In the mind’s eye, the image of fall for many people is peak, abundant colors — leaves on fire under the sun’s soft light. That is the canvas that fills up Instagram feeds and excites crowds year after year to cut out across Minnesota and beyond.
But we’re not done with fall. Or, rather, fall isn’t through with us.
There is less light, of course, and a fair amount of it is slate-gray of late. The chilled air gets between you and your layers, a sharp reminder that winter is close. The keen observers know that the natural world — even in those pinnacle moments — is always in flux, and we with it.

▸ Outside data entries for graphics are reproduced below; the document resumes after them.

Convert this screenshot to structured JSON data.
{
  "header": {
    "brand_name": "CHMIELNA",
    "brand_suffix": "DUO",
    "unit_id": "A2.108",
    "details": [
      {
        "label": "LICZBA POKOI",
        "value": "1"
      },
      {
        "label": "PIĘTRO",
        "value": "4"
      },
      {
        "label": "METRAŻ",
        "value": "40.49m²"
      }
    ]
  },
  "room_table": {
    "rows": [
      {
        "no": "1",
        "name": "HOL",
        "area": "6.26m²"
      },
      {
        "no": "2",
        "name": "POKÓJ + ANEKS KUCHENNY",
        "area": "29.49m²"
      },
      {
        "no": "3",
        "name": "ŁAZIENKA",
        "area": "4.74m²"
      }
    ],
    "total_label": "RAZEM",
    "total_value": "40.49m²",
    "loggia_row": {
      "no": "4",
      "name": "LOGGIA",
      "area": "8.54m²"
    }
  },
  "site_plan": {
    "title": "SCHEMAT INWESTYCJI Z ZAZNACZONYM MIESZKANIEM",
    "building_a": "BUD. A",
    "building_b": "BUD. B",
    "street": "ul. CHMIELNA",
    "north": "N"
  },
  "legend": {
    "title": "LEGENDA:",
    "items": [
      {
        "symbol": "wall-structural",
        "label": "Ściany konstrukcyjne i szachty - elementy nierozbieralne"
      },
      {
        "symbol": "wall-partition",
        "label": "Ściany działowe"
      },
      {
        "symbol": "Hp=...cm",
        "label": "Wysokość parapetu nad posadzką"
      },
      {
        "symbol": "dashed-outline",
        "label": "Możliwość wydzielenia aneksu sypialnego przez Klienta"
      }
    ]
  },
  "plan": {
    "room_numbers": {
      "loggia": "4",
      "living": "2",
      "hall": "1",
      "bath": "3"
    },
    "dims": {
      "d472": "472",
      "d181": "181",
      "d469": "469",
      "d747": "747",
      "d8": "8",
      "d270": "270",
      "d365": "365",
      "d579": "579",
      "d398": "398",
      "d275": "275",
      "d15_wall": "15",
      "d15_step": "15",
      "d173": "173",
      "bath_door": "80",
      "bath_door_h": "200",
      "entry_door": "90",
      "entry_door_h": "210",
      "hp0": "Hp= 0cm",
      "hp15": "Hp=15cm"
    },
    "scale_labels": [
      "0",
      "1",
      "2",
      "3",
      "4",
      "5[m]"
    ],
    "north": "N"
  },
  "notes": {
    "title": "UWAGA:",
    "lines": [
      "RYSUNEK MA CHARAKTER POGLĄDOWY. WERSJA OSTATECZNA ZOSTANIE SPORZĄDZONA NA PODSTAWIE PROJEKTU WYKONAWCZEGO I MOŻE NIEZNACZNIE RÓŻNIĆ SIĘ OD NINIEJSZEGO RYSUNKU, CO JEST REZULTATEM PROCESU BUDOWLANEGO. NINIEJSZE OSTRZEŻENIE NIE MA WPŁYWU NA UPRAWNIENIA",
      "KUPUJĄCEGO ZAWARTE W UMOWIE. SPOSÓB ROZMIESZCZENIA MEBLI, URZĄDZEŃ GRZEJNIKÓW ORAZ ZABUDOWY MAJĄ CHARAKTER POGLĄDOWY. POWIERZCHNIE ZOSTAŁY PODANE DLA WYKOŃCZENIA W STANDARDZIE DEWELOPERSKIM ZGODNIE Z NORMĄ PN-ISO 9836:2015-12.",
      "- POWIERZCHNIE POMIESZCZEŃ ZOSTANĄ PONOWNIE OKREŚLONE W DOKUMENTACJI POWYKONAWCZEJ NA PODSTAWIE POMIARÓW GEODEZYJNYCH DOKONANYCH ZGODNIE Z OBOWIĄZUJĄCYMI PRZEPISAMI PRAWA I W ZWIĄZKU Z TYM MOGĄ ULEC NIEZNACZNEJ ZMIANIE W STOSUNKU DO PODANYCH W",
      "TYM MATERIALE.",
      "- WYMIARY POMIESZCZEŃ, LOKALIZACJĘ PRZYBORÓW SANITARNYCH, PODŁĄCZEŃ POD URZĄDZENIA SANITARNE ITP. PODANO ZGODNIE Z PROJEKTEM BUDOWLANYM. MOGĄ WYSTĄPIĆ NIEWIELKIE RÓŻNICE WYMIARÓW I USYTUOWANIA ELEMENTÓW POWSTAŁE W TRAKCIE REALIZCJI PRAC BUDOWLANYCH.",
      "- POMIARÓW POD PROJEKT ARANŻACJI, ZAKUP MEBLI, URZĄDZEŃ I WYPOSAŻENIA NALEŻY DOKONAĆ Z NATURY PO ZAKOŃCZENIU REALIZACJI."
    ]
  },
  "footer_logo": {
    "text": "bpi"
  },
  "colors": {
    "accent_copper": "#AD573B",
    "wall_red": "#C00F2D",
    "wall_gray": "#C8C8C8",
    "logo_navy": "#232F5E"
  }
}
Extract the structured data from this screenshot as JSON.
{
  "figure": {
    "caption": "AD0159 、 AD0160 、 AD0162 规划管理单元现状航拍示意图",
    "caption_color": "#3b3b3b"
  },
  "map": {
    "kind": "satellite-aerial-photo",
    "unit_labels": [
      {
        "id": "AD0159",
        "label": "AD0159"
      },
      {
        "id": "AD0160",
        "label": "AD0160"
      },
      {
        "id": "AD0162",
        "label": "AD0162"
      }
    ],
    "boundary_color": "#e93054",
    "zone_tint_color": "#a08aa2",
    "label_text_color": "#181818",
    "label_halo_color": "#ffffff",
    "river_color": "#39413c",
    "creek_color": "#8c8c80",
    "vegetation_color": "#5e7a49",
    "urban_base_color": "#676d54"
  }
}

Like the trees going dormant, Kurt Mead said, humans depend on these transitions, too. “I depend on the cycles. I welcome fall. I welcome winter. And I welcome the next season that comes in.” Mead is the naturalist at Tettegouche State Park on the North Shore.
He sees something more in the latter parts of this season.
“It looks less like desolation and more of hope and anticipation to me,” said Mead.
Mead likes the woods after fall’s glory days. “After the leaves fall and things get quiet ... as much as I love the closeness of the forest, it allows me to see a little farther in. You can see the forest for what it is. Everything is stripped away.”
The arresting images in the gallery with these words, by Star Tribune photographer Brian Peterson, freeze moments of a world getting stripped bare, yet never stripped of its beauty.